Employee engagement is dropping. Gallup research indicates that in 2024, engagement dropped to its lowest level in the past 10 years. While AIHR ranks fair compensation outside of the top 10 drivers of engagement, compensation is highly connected to other drivers like leadership quality, recognition and rewards, and effective communication.

When credit union leaders aren’t confident in the organization’s pay philosophy, they struggle to communicate clearly about pay. And when employees don't have transparent communication about how their pay is calculated and why, they can feel unappreciated for their work.
The journey to boost engagement with compensation isn’t about giving everyone a pay raise – it’s about transforming pay conversations with the building blocks of transparency, clear communication and trust.

Navigating and Enhancing Pay Transparency

Compensation and employee salaries used to be a taboo topic. Credit unions are sometimes concerned about potential negative feedback from employees if pay ranges are shared more broadly. Pay transparency legislation has pushed organizations to mature their compensation programs. According to Payscale’s Compensation Best Practices Report, 56% of organizations are publishing pay ranges in job postings.
The influx of pay information online has emboldened employees to ask more questions about pay.
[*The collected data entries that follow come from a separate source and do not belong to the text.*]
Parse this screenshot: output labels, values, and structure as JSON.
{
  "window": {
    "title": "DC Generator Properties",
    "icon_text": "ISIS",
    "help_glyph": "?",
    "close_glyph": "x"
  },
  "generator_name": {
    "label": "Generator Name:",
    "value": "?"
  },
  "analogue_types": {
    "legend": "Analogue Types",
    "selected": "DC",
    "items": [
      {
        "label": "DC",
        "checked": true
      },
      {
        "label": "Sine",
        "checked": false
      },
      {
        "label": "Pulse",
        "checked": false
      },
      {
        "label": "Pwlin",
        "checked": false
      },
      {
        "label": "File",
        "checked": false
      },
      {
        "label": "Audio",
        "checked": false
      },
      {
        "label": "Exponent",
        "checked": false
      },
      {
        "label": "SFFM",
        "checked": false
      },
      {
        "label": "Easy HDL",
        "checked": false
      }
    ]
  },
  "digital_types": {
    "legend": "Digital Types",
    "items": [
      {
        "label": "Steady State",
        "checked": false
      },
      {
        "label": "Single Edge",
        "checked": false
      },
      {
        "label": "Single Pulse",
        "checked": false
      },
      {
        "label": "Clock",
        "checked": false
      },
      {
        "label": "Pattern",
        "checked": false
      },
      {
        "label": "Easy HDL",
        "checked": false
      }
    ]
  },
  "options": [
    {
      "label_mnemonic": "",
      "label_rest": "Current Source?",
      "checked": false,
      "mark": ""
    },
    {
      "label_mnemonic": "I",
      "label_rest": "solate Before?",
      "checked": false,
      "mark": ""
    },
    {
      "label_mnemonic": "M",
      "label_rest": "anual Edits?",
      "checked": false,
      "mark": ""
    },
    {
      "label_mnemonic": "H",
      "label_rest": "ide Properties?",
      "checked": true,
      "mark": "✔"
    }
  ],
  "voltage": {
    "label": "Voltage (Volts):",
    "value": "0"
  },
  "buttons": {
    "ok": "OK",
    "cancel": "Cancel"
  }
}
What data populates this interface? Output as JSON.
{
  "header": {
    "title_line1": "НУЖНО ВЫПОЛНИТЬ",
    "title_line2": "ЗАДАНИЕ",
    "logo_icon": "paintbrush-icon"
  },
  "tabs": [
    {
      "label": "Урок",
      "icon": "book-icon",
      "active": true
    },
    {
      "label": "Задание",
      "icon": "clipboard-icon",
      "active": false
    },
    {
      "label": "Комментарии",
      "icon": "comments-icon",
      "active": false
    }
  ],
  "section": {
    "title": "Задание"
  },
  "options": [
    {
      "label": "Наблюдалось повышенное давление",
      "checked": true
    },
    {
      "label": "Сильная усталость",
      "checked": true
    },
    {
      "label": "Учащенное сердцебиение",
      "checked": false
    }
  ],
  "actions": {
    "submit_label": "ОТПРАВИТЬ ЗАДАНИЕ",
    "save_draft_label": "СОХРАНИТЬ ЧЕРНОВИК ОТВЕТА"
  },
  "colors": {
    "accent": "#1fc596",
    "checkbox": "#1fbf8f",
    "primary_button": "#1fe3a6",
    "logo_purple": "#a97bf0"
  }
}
Employees are more invested in how and why pay decisions are made because of quick access to compensation data.

Openly discussing compensation practices builds trust throughout the organization and is the foundation for confident pay conversations that engage employees. Credit unions need to reevaluate compensation practices and clearly communicate them across the organization to foster an engaging workplace.

These three things can help credit unions be transparent about pay:

  • Create and communicate your pay philosophy. Be clear about pay practices and how they connect with employee pay. Your pay philosophy should ensure consistency and help employees understand how compensation decisions are made.
  • Ensure fairness, clarity and alignment with company values and goals. Employees should feel confident that their pay is calculated equitably and objectively. Regular pay audits and benchmarking can help maintain fairness and reinforce transparency.
  • Providing clear career paths and pay ranges. Transparent career paths help employees understand how their compensation can grow with their career.

Engaging workplaces are built on transparency. That transparency helps leaders have better conversations with employees.

Strategic Refinement Builds Leader Confidence

Part of the barrier to infusing confidence in pay conversations is that leaders don’t fully understand the intricacies of pay. It’s difficult to communicate if they lack understanding. HR can reinforce confidence in compensation calculations by providing visibility into job pricing and where the data comes.

Bank leaders want to know that HR has done their due diligence when it comes to pay. They want confidence that salary data is pulled from multiple reliable and trusted sources and that the company compares its salaries to other similar organizations.

Knowing this information helps them have confident conversations about pay. But they need training to communicate about pay clearly and confidently and have more meaningful compensation conversations with employees.

HR can empower leaders to have confident conversations about pay with:

  • Talking points about pay practices;
  • Practice compensation conversations; and
  • Data documents showing the hows and whys of pay on the individual level.

Equipping leaders with the right tools and knowledge helps create a culture of trust and clarity around pay. When leaders feel confident in pay discussions, employees feel they are valued team members and can see how their work impacts the credit union.

Engage Employees With Your Pay Strategy

Employee engagement is the emotional connection between employees and their work, team and organization. When we think about the link between pay and engagement, we want compensation to reinforce that emotional connection.

By aligning the credit union’s compensation strategy with company initiatives, leaders can communicate to employees how salaries are determined, strengthen the tie between performance and pay, and communicate pay decisions and career growth opportunities effectively.
Employees want to understand how their pay is connected to their performance and is aligned with the organization’s goals. When credit union leaders can confidently talk about pay, they create an environment where employees feel valued for their contributions and are motivated to perform at high levels.

With clear career paths and salary potential, employees feel their companies are invested in their growth and future, leading to increased engagement.

To effectively use compensation as an engagement tool, organizations should:

  • Have data-backed pay conversations. Show employees “the math” behind their pay.
  • Connect pay to performance. Have ongoing conversations about performance and what employees can work toward on an individual, team and company level.
  • Discuss career advancement. Help employees see the big picture and how development and learning opportunities can lead to promotions and pay increases.

After making these changes, compare engagement survey responses about pay. You’ll likely see an increase in employees feeling their pay is fair for the work they do.

Building a Culture of Confidence

Compensation confidence starts with transparency. When credit union leaders can clearly explain how pay is determined and how employee contributions impact compensation, they build trust – and in turn – engagement.

Transforming pay conversations helps employees feel connected to their work. When credit unions commit to transparency, equip leaders to have confident pay conversations, and connect the dots for employees between their work and their pay, they create an engaging workplace.

Jennifer Klapak

Jennifer Klapak is Director of HR and Learning and Development for the $4.7 billion, St. Paul, Minn.-based Affinity Plus Federal Credit Union.